Walking the talk to a more sustainable future

This is leading many companies to make the shift towards a more sustainable future. An article in the Harvard Business Review highlights that, ‘Virtually all of the world’s largest companies now issue a sustainability report and set goals; more than 2,000 companies have set a science-based carbon target; and about one-third of Europe’s largest public companies have pledged to reach net zero by 2050.’

That may sound promising, but is it enough? How can you find your voice in the sustainability space, and tell your organization’s story in the right way? Many people are sensitive to ‘Greenwashing’ – where companies claim to be more sustainable than they are, often resulting in reputational damage.

Native advertising – ads that blend naturally into the editorial ecosystem – are an alternative way to showcase companies’ moves towards a more sustainable future. Hyper-relevant content is offered to audiences attuned to environmental issues, in an authentic, educational and entertaining manner.

Let’s look at four inspiring sustainability examples utilizing native advertising:

‘A New Vision for Plastic’ – Veolia in the New York Times

In ‘A New Vision for Plastic’, the transnational waste management company Veolia asks if the circular economy can transform our relationship with plastic. The ‘paid post’ is an extravagant native ad demonstrating how plastic can be transformed from a damaging source of pollution into a precious resource. The dynamic eye-popping graphics bring the subject to life, and provide compelling reasons for change.

Planet Pioneers – Rolex in WIRED

In Planet Pioneers, a partnership with the Rolex Perpetual Planet initiative, WIRED magazine highlights individuals and communities working on pressing environmental challenges. It’s a series of informative reads which convey high credibility from a mainly scientific viewpoint.

Start to Shift – KBC in De Tijd 

KBC Bank & Insurance’s ‘Start to Shift’ actively engages with the sustainable development of society and businesses. In website dossiers, entrepreneurs and experts discuss real-world examples and best practices, using a ‘show, don’t tell’ model. With expert articles, entrepreneurial stories, fascinating podcasts and a webinar, the transition to more sustainable business models is thoroughly explored. 

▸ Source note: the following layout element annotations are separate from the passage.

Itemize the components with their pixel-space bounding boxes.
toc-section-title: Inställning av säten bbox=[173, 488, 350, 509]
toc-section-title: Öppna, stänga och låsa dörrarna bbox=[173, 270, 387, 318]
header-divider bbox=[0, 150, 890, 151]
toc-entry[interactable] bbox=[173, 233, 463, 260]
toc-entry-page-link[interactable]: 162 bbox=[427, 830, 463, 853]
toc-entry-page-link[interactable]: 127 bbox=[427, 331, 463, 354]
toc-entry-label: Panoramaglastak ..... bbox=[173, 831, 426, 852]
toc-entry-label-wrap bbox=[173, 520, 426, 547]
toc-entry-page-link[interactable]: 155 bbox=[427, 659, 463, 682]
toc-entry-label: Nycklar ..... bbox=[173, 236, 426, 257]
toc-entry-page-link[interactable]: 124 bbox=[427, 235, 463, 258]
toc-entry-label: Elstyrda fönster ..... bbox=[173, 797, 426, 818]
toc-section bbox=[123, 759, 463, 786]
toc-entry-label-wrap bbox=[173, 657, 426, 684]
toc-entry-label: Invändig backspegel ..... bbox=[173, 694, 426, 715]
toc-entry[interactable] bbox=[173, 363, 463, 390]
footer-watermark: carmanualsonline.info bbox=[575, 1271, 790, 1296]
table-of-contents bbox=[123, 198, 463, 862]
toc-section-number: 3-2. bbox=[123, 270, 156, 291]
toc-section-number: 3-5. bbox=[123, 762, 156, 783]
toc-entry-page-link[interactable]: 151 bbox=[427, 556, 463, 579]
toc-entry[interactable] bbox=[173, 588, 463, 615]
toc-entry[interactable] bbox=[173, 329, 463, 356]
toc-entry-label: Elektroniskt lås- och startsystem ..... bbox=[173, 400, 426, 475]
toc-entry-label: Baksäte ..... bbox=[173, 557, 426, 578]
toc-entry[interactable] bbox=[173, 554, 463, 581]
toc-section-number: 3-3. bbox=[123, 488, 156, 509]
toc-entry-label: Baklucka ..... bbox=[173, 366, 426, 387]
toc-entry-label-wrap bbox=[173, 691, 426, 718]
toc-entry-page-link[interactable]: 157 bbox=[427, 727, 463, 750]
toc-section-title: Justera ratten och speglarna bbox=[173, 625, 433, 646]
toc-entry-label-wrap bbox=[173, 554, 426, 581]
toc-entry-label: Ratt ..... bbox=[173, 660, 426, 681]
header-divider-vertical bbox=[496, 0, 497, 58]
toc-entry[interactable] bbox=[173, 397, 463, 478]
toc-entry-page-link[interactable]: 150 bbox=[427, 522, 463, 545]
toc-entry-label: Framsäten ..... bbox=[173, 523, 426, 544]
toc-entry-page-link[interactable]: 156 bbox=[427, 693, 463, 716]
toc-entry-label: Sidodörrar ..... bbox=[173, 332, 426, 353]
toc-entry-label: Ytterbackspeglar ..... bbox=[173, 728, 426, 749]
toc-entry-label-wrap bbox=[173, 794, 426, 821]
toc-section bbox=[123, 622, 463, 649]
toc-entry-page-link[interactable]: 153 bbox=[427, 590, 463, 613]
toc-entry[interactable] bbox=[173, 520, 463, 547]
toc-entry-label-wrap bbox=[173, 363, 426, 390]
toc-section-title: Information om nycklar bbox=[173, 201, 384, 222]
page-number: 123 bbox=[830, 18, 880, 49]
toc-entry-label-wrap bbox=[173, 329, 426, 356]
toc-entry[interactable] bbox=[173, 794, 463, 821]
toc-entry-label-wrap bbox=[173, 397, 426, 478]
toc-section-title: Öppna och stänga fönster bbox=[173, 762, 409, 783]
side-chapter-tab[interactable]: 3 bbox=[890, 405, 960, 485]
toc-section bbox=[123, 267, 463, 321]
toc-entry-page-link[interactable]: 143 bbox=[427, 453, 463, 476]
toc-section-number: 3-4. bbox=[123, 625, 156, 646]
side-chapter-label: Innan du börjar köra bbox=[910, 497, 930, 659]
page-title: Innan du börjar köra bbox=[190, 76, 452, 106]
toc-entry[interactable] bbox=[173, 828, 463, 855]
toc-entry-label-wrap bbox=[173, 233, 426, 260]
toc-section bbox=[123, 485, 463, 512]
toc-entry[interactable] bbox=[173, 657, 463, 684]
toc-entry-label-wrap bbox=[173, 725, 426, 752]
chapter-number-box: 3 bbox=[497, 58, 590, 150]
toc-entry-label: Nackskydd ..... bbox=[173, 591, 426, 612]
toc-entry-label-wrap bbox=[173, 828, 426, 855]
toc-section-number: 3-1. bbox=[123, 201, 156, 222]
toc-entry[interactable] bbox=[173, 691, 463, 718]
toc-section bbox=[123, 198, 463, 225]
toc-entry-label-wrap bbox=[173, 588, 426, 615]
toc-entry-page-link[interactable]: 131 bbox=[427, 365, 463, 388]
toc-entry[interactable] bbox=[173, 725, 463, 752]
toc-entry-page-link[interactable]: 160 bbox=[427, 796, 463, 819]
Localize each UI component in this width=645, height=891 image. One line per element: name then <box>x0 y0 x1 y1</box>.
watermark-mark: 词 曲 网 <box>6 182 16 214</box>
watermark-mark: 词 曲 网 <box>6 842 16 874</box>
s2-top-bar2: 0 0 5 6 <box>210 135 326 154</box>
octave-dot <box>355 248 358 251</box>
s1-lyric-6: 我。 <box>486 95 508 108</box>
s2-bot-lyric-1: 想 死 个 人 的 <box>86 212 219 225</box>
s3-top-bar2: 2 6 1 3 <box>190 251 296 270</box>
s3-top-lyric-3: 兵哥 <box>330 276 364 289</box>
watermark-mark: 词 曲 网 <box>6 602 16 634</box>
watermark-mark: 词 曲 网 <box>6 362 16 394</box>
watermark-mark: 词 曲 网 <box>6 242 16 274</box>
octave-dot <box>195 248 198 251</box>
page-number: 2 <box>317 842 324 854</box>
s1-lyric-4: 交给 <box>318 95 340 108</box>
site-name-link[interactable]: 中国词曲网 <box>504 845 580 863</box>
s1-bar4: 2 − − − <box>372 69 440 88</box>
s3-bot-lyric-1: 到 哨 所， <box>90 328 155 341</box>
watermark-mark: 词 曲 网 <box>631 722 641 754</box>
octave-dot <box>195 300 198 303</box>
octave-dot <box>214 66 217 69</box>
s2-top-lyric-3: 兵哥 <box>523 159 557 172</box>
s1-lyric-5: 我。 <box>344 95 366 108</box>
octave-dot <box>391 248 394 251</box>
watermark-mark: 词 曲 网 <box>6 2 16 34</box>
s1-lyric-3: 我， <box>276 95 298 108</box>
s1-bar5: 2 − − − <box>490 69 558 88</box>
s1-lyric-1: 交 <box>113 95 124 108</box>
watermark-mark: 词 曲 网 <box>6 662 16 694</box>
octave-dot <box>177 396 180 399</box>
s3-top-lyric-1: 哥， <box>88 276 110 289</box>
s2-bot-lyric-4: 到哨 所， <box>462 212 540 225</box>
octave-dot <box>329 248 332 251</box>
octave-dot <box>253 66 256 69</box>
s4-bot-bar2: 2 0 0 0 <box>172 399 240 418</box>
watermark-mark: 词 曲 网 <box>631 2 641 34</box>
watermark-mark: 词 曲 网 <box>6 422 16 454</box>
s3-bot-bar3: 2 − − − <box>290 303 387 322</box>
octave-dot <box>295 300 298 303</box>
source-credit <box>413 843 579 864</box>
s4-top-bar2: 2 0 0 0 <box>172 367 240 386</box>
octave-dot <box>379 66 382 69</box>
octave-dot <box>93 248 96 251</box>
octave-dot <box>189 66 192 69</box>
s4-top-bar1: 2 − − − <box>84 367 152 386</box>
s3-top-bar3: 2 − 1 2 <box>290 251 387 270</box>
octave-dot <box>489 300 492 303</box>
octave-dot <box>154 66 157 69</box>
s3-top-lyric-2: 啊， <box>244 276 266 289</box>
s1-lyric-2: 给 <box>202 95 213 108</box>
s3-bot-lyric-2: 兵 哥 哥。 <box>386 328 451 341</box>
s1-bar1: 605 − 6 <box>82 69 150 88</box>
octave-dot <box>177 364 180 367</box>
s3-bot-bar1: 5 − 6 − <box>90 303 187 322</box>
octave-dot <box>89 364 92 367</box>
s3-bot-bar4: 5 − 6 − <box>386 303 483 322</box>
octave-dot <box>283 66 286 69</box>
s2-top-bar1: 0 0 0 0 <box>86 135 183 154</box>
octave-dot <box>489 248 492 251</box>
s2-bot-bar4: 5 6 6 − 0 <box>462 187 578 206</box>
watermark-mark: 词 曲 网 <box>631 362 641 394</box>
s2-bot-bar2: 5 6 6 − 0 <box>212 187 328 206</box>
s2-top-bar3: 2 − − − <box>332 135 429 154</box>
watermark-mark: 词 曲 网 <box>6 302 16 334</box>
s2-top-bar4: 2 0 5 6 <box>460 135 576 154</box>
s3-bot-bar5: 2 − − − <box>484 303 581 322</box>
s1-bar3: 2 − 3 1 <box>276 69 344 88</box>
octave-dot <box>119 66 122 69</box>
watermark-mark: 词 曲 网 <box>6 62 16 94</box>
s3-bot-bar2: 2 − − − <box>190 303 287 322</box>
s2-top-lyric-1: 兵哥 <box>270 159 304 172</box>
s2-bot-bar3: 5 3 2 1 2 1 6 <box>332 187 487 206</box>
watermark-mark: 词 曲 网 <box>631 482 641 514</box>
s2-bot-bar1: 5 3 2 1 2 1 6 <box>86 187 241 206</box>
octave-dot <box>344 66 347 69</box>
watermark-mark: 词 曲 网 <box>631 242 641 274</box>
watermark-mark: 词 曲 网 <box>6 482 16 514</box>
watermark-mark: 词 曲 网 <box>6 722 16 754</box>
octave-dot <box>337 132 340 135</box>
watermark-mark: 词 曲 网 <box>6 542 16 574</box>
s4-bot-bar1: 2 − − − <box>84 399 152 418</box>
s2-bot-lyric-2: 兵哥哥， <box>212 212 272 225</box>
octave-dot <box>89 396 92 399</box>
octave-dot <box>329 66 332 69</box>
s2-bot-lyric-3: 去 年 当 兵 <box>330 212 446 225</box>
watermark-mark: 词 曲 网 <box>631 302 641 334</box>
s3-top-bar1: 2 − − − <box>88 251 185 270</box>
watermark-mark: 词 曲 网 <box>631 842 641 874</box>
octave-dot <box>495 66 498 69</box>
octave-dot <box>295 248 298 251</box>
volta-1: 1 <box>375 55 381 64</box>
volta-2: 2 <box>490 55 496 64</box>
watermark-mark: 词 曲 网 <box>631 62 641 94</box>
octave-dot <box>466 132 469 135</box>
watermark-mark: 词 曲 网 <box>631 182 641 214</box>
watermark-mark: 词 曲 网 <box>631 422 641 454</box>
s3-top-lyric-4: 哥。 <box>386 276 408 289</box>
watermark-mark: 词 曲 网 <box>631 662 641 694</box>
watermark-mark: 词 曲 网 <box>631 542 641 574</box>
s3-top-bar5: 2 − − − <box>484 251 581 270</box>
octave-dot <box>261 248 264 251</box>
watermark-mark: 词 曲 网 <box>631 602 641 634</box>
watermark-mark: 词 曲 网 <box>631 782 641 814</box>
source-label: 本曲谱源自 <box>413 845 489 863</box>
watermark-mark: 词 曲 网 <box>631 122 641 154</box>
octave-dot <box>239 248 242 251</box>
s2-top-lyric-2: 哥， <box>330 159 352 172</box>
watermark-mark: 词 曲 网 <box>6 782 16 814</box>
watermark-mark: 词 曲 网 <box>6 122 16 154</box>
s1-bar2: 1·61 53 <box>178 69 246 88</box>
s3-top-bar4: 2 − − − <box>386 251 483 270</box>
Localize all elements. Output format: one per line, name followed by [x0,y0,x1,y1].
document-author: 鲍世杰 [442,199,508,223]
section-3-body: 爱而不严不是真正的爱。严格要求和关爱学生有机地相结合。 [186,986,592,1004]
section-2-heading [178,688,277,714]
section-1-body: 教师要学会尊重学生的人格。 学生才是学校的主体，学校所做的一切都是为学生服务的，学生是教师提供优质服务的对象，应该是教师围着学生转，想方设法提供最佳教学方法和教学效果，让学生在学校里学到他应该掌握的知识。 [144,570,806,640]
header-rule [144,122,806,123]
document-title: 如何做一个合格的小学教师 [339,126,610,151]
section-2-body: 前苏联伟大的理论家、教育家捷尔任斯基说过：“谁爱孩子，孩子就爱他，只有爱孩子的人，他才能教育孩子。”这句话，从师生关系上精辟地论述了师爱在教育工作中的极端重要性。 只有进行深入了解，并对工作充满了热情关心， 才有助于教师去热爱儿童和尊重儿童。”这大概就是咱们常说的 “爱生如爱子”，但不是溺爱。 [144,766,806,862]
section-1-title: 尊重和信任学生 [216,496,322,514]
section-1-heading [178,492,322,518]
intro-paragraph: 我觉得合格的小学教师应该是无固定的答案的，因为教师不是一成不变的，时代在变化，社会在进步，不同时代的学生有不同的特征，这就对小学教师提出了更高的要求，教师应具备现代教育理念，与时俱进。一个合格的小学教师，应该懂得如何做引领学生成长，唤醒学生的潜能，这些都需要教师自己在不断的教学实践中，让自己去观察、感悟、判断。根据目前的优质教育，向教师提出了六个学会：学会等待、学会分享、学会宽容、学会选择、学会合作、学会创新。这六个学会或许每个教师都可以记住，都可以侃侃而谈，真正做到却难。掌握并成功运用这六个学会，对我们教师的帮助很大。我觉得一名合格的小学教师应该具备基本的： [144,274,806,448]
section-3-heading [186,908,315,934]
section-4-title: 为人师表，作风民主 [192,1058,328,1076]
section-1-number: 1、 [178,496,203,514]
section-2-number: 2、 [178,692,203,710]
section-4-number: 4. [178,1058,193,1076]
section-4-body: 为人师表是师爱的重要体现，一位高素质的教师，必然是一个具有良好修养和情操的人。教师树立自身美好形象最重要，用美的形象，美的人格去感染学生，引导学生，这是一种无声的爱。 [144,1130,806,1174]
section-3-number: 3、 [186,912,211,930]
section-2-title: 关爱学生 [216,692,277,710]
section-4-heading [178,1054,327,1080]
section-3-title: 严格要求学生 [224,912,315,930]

NextGen – Bayer in L’Echo and De Tijd

Numerous companies are now questioning how to attract and retain younger workers. With our ‘NextGen’ platform, the floor is given to younger team members to position their company in the job market. What emerges is that sustainability clearly matters to younger people, and working with Bayer demonstrates how employees contribute to a more sustainable world.

So how fluent are you?

Talking about sustainability and understanding the issues is like learning a new language. We must use innovative ways to tell our story and engage the target audience. The key is to always be honest. Forward-looking companies do not embrace sustainability because they are forced to by regulators or activists. They do it because they recognize the issues, and identify opportunities. 

When is the right time to tell your sustainability story? Well, of course the answer is ‘Any time’! However, it’s worth keeping in mind the upcoming EU Green Week 2022 (from 30 May to 5 June), which presents a great opportunity for companies to communicate to a highly receptive, Europe-wide target audience – and an ideal medium to do that is through native advertising.

 Native advertising is the powerful way to tell your sustainability story, with five basic rules:

  1. Never make misleading statements: Always back up claims with reputable data.
  2. Do not use technical jargon only understood by experts: Keep it simple!
  3. Show, don’t tell: What are you doing today that will shape all of our tomorrows?
  4. Be transparent: Perfection is not essential in moving towards sustainable business models. 
  5. Show what you are doing well: but also what you need to improve.

Use these guidelines for your native advertising campaign to achieve targeted, inspiring and highly engaging content, demonstrating that your company does indeed Speak Sustainability.